Ce n’est pas qu’il y ait un seul genre d’ouvrage qui puisse être bon en étant opposé aux grâces : car leur opposé est la rudesse, le sauvage, la sécheresse. L’Hercule Farnèse ne devait point avoir les grâces de l’Apollon du Belvédère et de l’Antinoüs ; mais il n’est ni rude, ni agreste. L’incendie de Troie, dans Virgile, n’est point décrit avec les grâces d’une élégie de Tibulle ; il plaît par des beautés fortes. Un ouvrage peut donc être sans grâces, sans que cet ouvrage ait le moindre désagrément. Le terrible, l’horrible, la description, la peinture d’un monstre, exigent qu’on s’éloigne de tout ce qui est gracieux, mais non pas qu’on affecte uniquement l’opposé. Car si un artiste, en quelque genre que ce soit, n’exprime que des choses affreuses, s’il ne les adoucit point par des contrastes agréables, il rebutera.

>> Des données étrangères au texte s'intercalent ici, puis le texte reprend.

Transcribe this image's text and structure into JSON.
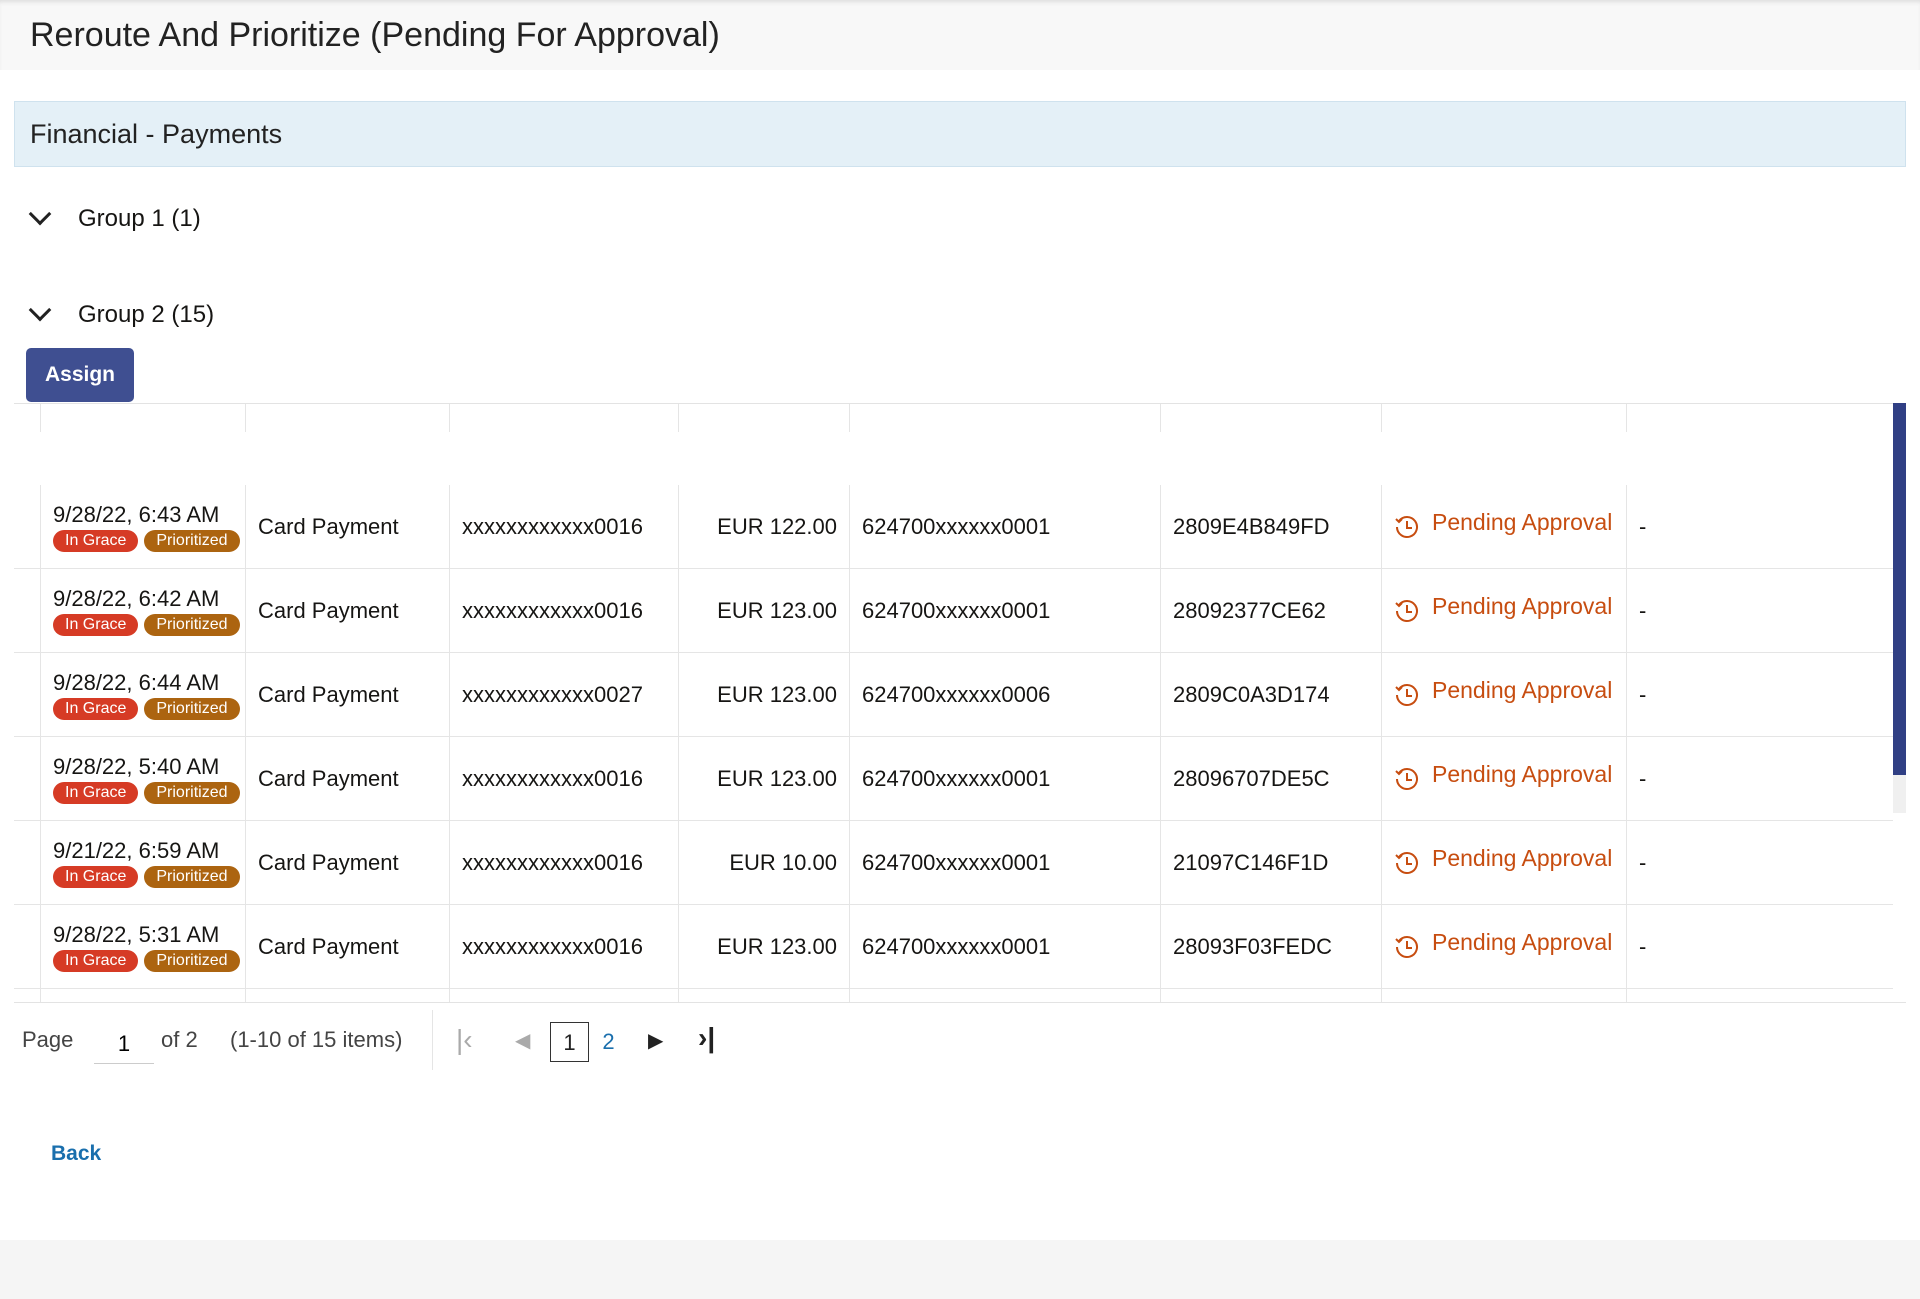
{
  "page": {
    "title": "Reroute And Prioritize (Pending For Approval)",
    "section": "Financial - Payments"
  },
  "groups": [
    {
      "label": "Group 1 (1)"
    },
    {
      "label": "Group 2 (15)"
    }
  ],
  "assign_label": "Assign",
  "colors": {
    "accent": "#3f4f91",
    "in_grace": "#d63b25",
    "prioritized": "#ac6410",
    "pending": "#c74d10",
    "link": "#1a6fad"
  },
  "rows": [
    {
      "date": "9/28/22, 6:43 AM",
      "badges": [
        "In Grace",
        "Prioritized"
      ],
      "type": "Card Payment",
      "account": "xxxxxxxxxxxx0016",
      "amount": "EUR 122.00",
      "card": "624700xxxxxx0001",
      "ref": "2809E4B849FD",
      "status": "Pending Approval",
      "extra": "-"
    },
    {
      "date": "9/28/22, 6:42 AM",
      "badges": [
        "In Grace",
        "Prioritized"
      ],
      "type": "Card Payment",
      "account": "xxxxxxxxxxxx0016",
      "amount": "EUR 123.00",
      "card": "624700xxxxxx0001",
      "ref": "28092377CE62",
      "status": "Pending Approval",
      "extra": "-"
    },
    {
      "date": "9/28/22, 6:44 AM",
      "badges": [
        "In Grace",
        "Prioritized"
      ],
      "type": "Card Payment",
      "account": "xxxxxxxxxxxx0027",
      "amount": "EUR 123.00",
      "card": "624700xxxxxx0006",
      "ref": "2809C0A3D174",
      "status": "Pending Approval",
      "extra": "-"
    },
    {
      "date": "9/28/22, 5:40 AM",
      "badges": [
        "In Grace",
        "Prioritized"
      ],
      "type": "Card Payment",
      "account": "xxxxxxxxxxxx0016",
      "amount": "EUR 123.00",
      "card": "624700xxxxxx0001",
      "ref": "28096707DE5C",
      "status": "Pending Approval",
      "extra": "-"
    },
    {
      "date": "9/21/22, 6:59 AM",
      "badges": [
        "In Grace",
        "Prioritized"
      ],
      "type": "Card Payment",
      "account": "xxxxxxxxxxxx0016",
      "amount": "EUR 10.00",
      "card": "624700xxxxxx0001",
      "ref": "21097C146F1D",
      "status": "Pending Approval",
      "extra": "-"
    },
    {
      "date": "9/28/22, 5:31 AM",
      "badges": [
        "In Grace",
        "Prioritized"
      ],
      "type": "Card Payment",
      "account": "xxxxxxxxxxxx0016",
      "amount": "EUR 123.00",
      "card": "624700xxxxxx0001",
      "ref": "28093F03FEDC",
      "status": "Pending Approval",
      "extra": "-"
    }
  ],
  "pagination": {
    "page_label": "Page",
    "current": "1",
    "of_label": "of 2",
    "summary": "(1-10 of 15 items)",
    "pages": [
      "1",
      "2"
    ]
  },
  "back_label": "Back"
}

La grâce en peinture, en sculpture, consiste dans la mollesse des contours, dans une expression douce ; et la peinture a, par-dessus la sculpture, la grâce de l’union des parties, celle des figures qui s’animent l’une par l’autre, et qui se prêtent des agréments par leurs attributs et par leurs regards.

Les grâces de la diction, soit en éloquence, soit en poésie, dépendent du choix des mots, de l’harmonie des phrases, et encore plus de la délicatesse des idées et des descriptions riantes. L’abus des grâces est l’afféterie, comme l’abus du sublime est l’ampoulé : toute perfection est près d’un défaut.

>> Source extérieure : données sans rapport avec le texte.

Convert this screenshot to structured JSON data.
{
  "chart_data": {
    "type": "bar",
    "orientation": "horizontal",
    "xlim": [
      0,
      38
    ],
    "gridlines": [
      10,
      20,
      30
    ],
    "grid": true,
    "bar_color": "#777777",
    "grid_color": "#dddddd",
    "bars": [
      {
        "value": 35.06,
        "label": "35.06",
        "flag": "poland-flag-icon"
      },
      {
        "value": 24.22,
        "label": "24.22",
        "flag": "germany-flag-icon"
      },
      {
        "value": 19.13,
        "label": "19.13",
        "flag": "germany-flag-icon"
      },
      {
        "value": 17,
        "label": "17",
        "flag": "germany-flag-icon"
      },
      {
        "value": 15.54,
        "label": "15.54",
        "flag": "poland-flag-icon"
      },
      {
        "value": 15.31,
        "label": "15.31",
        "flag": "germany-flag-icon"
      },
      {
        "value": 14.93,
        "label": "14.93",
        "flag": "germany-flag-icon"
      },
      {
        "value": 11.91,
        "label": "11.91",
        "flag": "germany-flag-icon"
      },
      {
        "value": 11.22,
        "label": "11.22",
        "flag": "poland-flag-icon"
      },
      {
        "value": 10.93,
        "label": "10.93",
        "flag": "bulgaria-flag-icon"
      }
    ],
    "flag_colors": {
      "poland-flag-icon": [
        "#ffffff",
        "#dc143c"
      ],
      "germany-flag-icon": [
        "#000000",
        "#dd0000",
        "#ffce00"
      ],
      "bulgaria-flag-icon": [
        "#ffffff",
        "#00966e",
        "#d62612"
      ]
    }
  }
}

Avoir de la grâce s’entend de la chose et de la personne : « Cet ajustement, cet ouvrage, cette femme, a de la grâce. » La bonne grâce appartient à la personne seulement : « Elle se présente de bonne grâce. Il a fait de bonne grâce ce qu’on attendait de lui. » Avoir des grâces. « Cette femme a des grâces dans son maintien, dans ce qu’elle dit, dans ce qu’elle fait. »

Obtenir sa grâce, c’est, par métaphore, obtenir son pardon, comme faire grâce est pardonner. On fait grâce d’une chose en s’emparant du reste. « Les commis lui prirent tous ses effets, et lui firent grâce de son argent. » Faire des grâces, répandre des grâces, est le plus bel apanage de la souveraineté : c’est faire du bien, c’est plus que justice. Avoir les bonnes grâces de quelqu’un ne se dit que par rapport à un supérieur ; avoir les bonnes grâces d’une dame, c’est être son amant favorisé. Être en grâce se dit d’un courtisan qui a été en disgrâce : on ne doit pas faire dépendre son bonheur de l’un, ni son malheur de l’autre. On appelle bonnes grâces ces demi-rideaux d’un lit qui sont aux deux côtés du chevet. Les grâces, en grec charites, terme qui signifie aimable.

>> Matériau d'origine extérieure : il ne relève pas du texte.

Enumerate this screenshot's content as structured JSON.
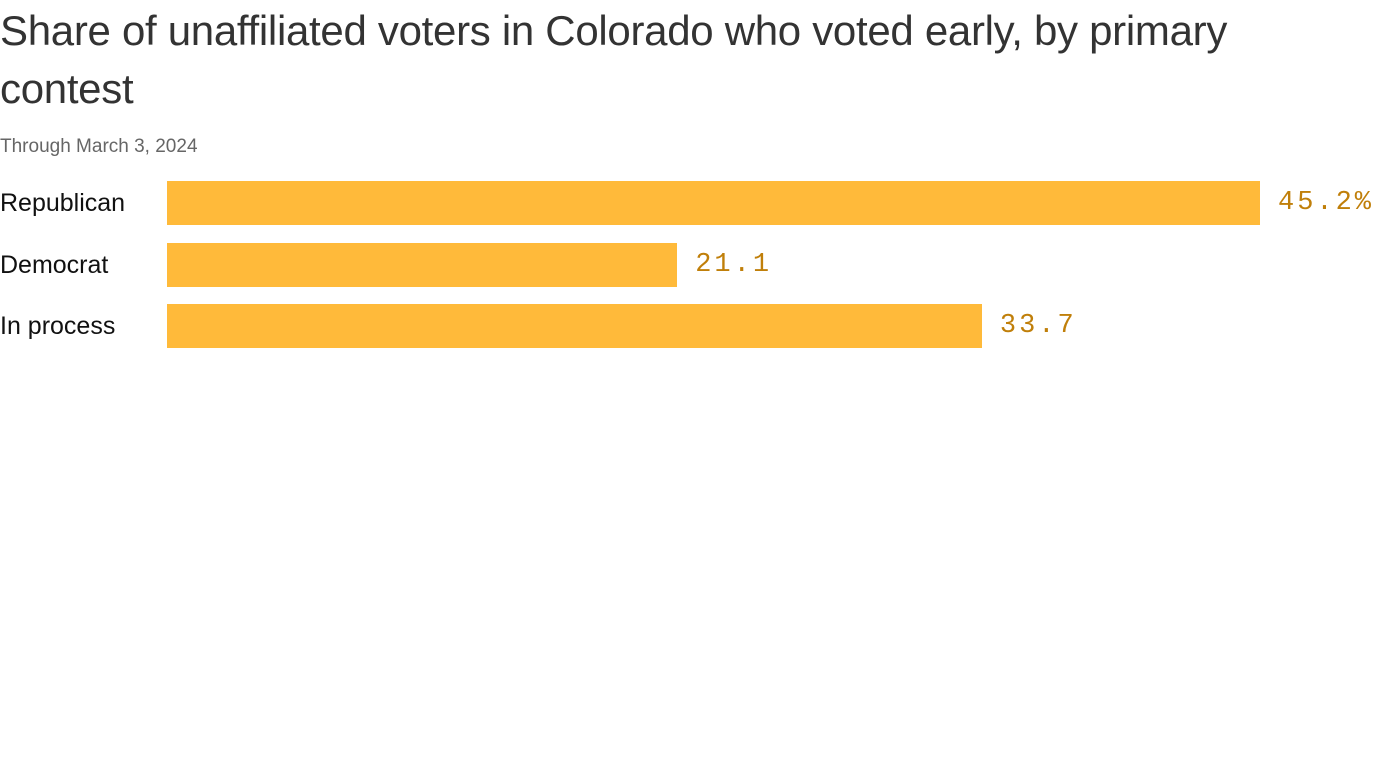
{
  "chart_data": {
    "type": "bar",
    "orientation": "horizontal",
    "title": "Share of unaffiliated voters in Colorado who voted early, by primary contest",
    "subtitle": "Through March 3, 2024",
    "categories": [
      "Republican",
      "Democrat",
      "In process"
    ],
    "values": [
      45.2,
      21.1,
      33.7
    ],
    "value_labels": [
      "45.2%",
      "21.1",
      "33.7"
    ],
    "unit": "%",
    "xlim": [
      0,
      45.2
    ],
    "grid": false,
    "colors": {
      "bar": "#ffba3a",
      "label": "#c07f0a"
    }
  }
}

Les Grâces, divinités de l’antiquité, sont une des plus belles allégories de la mythologie des Grecs. Comme cette mythologie varie toujours, tantôt par l’imagination des poëtes qui en furent les théologiens, tantôt par les usages des peuples, le nombre, les noms, les attributs des Grâces, changèrent souvent. Mais enfin on s’accorda à les fixer au nombre de trois, et à les nommer Aglaé, Thalie, Euphrosine, c’est-à-dire brillant, fleur, gaieté. Elles étaient toujours auprès de Vénus. Nul voile ne devait couvrir leurs charmes. Elles présidaient aux bienfaits, à la concorde, aux réjouissances, aux amours, à l’éloquence même ; elles étaient l’emblème sensible de tout ce qui peut rendre la vie agréable. On les peignait dansantes, et se tenant par la main : on n’entrait dans leurs temples que couronné de fleurs. Ceux qui ont condamné la mythologie fabuleuse devaient au moins avouer le mérite de ces fictions riantes, qui annoncent des vérités dont résulterait la félicité du genre humain.